Thursday, November 02, 2023
fungus relationships
The nail fungus finds on old lodge and an episode of the monkeycage made me wonder about how you count their population and understand survival strategies.
Nail fungus spores are eaten by exmoor ponies and then poo'd out where the fruiting bodies appear, and subsequently shoot out their own spores.
I dont know the mechanisms but it seems likely that the ponies stomach stimulates the spores to develop into their myceliae, which then develop fruiting bodies, that fire out their spores. This maybe just digesting the outer covering of the spore, for just the right amount of time. Different species or varieties of grazers may get the timing wrong. Or even getting the mycelia starting to develop inside the stomach.
But does one spore produce one fruiting body on one pony poo?
The mycelia could develop and divide while in the ponies stomach, and therefore have several segments in several poo's. And similarly once in a poo, a single mycelia could also divide there. Or could one contected mycelium have more than one fruiting body?

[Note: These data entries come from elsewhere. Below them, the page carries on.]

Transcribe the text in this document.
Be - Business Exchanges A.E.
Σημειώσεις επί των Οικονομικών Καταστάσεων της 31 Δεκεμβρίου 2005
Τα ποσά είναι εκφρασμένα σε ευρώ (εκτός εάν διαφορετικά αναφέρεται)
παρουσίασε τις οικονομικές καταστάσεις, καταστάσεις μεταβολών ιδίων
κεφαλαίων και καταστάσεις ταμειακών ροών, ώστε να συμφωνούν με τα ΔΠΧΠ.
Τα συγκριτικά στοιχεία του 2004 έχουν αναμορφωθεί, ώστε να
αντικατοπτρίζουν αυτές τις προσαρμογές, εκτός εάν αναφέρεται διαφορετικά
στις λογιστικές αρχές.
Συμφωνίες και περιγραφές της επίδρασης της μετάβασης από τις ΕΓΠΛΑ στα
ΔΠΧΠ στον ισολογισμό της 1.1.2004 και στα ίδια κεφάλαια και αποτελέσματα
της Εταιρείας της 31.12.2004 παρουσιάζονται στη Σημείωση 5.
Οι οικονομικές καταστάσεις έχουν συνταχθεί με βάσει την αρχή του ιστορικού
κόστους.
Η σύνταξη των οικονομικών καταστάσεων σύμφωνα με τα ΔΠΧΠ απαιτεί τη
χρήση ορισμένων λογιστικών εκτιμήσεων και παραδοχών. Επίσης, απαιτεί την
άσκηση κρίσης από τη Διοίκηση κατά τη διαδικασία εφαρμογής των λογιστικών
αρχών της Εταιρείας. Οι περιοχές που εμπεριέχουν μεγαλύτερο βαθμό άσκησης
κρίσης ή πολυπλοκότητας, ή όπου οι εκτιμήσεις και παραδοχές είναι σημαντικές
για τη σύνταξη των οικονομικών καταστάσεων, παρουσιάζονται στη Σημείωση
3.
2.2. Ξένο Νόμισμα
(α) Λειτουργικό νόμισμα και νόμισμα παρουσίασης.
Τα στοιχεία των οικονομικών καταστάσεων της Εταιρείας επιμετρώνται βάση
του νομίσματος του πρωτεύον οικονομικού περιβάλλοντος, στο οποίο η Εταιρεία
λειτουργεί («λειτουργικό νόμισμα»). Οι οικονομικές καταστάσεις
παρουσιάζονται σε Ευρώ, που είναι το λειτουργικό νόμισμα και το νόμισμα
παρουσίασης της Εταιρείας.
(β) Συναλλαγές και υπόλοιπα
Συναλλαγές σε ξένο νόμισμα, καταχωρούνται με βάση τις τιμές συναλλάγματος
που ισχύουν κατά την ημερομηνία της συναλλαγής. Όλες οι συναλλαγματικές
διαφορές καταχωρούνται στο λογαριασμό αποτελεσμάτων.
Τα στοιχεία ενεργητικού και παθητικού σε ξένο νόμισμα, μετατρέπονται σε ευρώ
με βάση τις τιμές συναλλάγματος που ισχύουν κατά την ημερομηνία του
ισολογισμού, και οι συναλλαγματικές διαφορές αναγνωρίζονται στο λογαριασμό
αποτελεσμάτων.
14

The best strategy is not obvious. You obviously would like one spore to be capable of quickly multiplying to many spores. So maybe there is splitting so the one spore infects multiple poo's with multiple seperate treads of mycelia, each producing a sack of spores. Indeed one would like some mycelia to have a long life in the gut, producing an endless stream of infected turds.
The mycelia could also split in the turd itself.
I feel my observations support the view that no splitting occurs inside the pony, and any splitting occurs outside. An individual turd often has more than one fruiting body, but mostly one poo only has one turd with fruiting bodies. This rather implies post defication splitting.
The top open layers of the fungi often merge to form a big surface area, and that might imply very closely related origins, but i am out of my depth here.